Walsh and his wife Nancy, who accompanies him to his appointments, really connected with Quill and appreciate his focus on their quality of life as individuals, as a couple and as a family.
Palliative care helped make some sense out of the storm that cancer brought to Walsh’s life, forcing an early retirement and changing his plans for the future. It has helped the couple deal with grief, fear and frustration, and it has helped restore some of their control over a situation that had taken away so much.
“Palliative care didn’t change the nature of the problem or the chronic nature of the disease, but it gave us hope,” Walsh says.
It also gave the couple a chance to connect and communicate better. At their appointments with Quill, they feel comfortable enough to ask questions and share their concerns, big and small.

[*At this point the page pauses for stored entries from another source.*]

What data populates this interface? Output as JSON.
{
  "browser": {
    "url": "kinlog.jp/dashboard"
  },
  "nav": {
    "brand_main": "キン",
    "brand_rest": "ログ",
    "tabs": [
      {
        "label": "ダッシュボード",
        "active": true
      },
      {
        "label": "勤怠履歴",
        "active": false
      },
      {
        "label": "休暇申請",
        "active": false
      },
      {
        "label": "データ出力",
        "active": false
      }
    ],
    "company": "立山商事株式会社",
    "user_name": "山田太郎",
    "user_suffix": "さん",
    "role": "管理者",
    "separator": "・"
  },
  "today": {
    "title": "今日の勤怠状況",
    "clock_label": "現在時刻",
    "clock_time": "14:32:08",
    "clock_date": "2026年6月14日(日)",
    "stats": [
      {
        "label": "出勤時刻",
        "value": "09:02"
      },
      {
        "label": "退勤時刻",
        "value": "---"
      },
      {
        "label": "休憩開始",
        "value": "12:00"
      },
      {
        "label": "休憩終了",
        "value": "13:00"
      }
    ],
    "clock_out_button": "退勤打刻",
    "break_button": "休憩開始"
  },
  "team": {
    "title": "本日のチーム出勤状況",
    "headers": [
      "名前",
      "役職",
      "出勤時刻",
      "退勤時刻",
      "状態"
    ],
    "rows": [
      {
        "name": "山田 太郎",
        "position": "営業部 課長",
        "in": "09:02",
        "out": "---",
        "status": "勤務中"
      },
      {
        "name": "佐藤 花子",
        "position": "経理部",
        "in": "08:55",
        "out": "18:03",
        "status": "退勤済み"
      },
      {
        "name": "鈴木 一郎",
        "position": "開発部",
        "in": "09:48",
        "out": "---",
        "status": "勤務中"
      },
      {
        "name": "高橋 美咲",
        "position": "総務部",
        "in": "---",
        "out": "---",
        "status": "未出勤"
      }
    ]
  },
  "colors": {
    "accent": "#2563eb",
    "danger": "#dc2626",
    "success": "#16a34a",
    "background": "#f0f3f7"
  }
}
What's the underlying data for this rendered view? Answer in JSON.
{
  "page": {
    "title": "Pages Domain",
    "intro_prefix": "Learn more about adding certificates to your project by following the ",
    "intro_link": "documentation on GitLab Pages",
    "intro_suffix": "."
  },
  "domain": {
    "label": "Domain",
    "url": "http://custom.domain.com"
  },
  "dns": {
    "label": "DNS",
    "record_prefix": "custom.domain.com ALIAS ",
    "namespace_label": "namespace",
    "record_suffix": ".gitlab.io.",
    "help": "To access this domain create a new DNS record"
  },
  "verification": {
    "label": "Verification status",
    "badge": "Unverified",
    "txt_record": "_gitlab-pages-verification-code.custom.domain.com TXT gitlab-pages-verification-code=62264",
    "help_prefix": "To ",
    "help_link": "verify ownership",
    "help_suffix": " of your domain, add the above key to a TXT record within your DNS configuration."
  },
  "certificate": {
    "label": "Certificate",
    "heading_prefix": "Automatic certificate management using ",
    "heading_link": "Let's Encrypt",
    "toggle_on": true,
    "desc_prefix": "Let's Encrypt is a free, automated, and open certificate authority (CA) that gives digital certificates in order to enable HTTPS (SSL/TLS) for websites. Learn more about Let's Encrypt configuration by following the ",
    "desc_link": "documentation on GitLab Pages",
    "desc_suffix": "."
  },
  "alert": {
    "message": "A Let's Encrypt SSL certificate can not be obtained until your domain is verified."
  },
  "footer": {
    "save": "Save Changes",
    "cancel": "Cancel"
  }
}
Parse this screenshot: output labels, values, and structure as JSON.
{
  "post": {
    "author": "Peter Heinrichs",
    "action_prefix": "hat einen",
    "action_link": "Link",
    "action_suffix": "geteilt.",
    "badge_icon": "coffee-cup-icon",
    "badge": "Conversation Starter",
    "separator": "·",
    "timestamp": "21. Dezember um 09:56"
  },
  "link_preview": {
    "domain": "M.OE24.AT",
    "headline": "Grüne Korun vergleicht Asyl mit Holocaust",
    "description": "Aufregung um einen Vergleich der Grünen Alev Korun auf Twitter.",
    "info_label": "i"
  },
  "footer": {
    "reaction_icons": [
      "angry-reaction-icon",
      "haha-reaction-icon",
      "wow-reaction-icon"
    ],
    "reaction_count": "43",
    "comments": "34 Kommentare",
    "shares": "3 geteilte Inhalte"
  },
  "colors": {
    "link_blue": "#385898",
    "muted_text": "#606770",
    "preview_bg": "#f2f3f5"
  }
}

“I always feel we’re heard when we’re there,” Nancy says. “I never feel that they’re in a hurry — and sometimes it’s a long appointment.”
They have also both seen how palliative care has translated into the way they relate to each other. They are no longer hesitant to bring up difficult topics such as whether to stop a particular treatment or planning for end-of-life care.
“You go through something like this, and you know it can either pull you apart or bring you closer,” Nancy says. “We’ve really come together through this.”
The couple, who have been together for 45 years, are expecting their first grandchild this summer. They’d like to see the whole-person approach that typifies palliative care incorporated into other aspects of health care, especially with the growing number of baby boomers who are likely to need such services. They’d also like to see more people embrace palliative care as part of their treatment plans.
“It’s not just about medical issues,” Walsh says. “It’s about bringing in good life experiences. It’s leaving room to live your life a little.”